Haoxiang Wang,Pavan Kumar Anasosalu Vasu,Fartash Faghri,Raviteja Vemulapalli,Mehrdad Farajtabar,Sachin Mehta,Mohammad Rastegari,Oncel Tuzel,Hadi Pouransari
2024-06-11
Abstract:The landscape of publicly available vision foundation models (VFMs), such as CLIP and Segment Anything Model (SAM), is expanding rapidly. VFMs are endowed with distinct capabilities stemming from their pre-training objectives. For instance, CLIP excels in semantic understanding, while SAM specializes in spatial understanding for segmentation. In this work, we introduce a simple recipe to efficiently merge VFMs into a unified model that absorbs their expertise. Our method integrates techniques of multi-task learning, continual learning, and distillation. Further, it demands significantly less computational cost compared to traditional multi-task training from scratch, and it only needs a small fraction of the pre-training datasets that were initially used to train individual models. By applying our method to SAM and CLIP, we obtain SAM-CLIP: a unified model that combines the capabilities of SAM and CLIP into a single vision transformer. Compared with deploying SAM and CLIP independently, our merged model, SAM-CLIP, reduces storage and compute costs for inference, making it well-suited for edge device applications. We show that SAM-CLIP not only retains the foundational strengths of SAM and CLIP, but also introduces synergistic functionalities, notably in zero-shot semantic segmentation, where SAM-CLIP establishes new state-of-the-art results on 5 benchmarks. It outperforms previous models that are specifically designed for this task by a large margin, including +6.8% and +5.9% mean IoU improvement on Pascal-VOC and COCO-Stuff datasets, respectively.

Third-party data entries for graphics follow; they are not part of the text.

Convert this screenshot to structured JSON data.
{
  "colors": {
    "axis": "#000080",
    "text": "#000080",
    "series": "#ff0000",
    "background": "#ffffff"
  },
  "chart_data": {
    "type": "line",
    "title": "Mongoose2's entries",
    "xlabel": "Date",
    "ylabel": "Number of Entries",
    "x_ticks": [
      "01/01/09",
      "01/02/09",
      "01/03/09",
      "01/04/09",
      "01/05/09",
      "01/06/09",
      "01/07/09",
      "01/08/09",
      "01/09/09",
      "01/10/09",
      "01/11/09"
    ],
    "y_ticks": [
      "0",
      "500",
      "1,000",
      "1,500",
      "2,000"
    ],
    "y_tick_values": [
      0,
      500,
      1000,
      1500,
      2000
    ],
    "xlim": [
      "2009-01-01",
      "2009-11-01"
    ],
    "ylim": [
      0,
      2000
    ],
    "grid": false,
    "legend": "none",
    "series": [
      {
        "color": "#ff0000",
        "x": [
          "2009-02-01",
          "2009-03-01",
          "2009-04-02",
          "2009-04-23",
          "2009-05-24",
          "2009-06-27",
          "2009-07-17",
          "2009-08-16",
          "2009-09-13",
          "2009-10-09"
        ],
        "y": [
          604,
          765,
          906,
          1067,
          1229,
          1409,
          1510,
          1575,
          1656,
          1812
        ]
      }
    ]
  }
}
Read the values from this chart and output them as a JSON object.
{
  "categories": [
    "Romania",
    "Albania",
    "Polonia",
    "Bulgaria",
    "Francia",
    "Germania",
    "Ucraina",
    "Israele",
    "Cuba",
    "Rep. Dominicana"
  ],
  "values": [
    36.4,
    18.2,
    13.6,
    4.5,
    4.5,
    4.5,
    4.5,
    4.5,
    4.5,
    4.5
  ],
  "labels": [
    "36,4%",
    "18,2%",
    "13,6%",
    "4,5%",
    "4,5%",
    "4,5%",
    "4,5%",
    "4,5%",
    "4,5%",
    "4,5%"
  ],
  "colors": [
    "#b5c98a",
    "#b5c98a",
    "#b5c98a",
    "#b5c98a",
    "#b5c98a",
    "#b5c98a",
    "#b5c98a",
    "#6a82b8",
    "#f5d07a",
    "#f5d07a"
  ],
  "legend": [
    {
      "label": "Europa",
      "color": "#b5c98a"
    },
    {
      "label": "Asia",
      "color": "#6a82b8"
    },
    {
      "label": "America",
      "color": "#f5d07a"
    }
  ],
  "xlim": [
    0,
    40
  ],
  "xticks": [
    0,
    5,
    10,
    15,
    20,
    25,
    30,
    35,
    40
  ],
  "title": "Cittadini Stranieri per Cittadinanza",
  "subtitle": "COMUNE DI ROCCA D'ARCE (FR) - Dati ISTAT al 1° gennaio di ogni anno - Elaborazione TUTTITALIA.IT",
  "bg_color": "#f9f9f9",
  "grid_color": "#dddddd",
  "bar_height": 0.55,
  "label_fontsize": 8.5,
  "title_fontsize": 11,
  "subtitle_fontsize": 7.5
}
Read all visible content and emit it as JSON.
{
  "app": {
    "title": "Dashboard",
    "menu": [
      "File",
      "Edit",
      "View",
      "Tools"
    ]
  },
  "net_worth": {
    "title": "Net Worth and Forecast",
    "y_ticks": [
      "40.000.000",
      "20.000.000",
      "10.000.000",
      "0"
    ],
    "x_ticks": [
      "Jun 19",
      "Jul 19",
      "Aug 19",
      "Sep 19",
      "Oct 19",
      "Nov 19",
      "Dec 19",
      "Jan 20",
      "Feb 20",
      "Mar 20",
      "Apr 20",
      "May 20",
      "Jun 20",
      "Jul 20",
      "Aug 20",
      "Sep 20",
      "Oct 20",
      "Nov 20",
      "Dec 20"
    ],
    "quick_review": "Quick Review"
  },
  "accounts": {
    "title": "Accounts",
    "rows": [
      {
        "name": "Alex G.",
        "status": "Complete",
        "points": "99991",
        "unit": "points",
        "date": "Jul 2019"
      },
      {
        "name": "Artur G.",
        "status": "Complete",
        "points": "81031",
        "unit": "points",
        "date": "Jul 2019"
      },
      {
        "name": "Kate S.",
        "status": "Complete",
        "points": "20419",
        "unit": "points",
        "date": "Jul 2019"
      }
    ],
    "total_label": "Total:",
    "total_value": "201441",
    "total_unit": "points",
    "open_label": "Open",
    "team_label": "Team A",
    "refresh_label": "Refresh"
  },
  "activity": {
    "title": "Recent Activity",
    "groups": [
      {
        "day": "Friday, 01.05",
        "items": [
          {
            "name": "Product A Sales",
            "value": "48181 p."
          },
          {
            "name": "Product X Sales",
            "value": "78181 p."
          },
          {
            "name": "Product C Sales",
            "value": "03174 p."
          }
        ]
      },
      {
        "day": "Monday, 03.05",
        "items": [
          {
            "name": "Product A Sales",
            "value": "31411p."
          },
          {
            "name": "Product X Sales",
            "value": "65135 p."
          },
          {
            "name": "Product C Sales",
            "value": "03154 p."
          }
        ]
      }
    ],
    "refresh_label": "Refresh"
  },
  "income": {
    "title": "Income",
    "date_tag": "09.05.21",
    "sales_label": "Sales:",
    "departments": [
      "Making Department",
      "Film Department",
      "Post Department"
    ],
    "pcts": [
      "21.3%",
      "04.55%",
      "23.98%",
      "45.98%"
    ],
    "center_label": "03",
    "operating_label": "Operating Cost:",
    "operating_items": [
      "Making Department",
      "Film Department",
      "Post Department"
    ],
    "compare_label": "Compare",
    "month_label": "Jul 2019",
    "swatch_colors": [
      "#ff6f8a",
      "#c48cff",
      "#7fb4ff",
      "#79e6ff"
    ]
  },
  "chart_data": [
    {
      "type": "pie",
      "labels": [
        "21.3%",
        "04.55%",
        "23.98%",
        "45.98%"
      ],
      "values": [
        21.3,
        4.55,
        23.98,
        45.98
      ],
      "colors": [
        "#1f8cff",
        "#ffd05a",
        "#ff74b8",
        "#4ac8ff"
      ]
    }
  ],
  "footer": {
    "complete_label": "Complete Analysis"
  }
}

Computer Vision and Pattern Recognition,Machine Learning
What problem does this paper attempt to address?
The problem that this paper attempts to solve is: In the context of the rapid development of Vision Foundation Models (VFMs) such as CLIP and Segment Anything Model (SAM), these models each have unique functions. For example, CLIP is good at semantic understanding while SAM is good at spatial understanding for segmentation. However, maintaining and deploying multiple models to perform different downstream tasks is not only inefficient (high memory usage and running time, especially on edge devices), but also lacks the opportunity for cross - model learning. Multi - task learning is a method that can solve this problem, but it usually requires high training costs and simultaneous access to data for all tasks. In addition, training foundation models usually depends on unsupervised or semi - supervised methods, which require a large amount of computing resources. To overcome these challenges, the paper proposes an effective method to merge Vision Foundation Models with different pre - training targets into a unified model, namely SAM - CLIP. This method integrates the techniques of multi - task learning, continuous learning and knowledge distillation, aiming to reduce storage and computing costs and make it more suitable for edge - device applications. Through this method, SAM - CLIP not only retains the basic advantages of SAM and CLIP, but also shows synergistic functions in new tasks such as zero - shot semantic segmentation, and establishes a new state - of - the - art level in multiple benchmark tests. Specifically, the mean Intersection over Union (mean IoU) of SAM - CLIP on the Pascal - VOC and COCO - Stuff datasets is increased by 6.8% and 5.9% respectively, significantly outperforming previous models specifically designed for this task.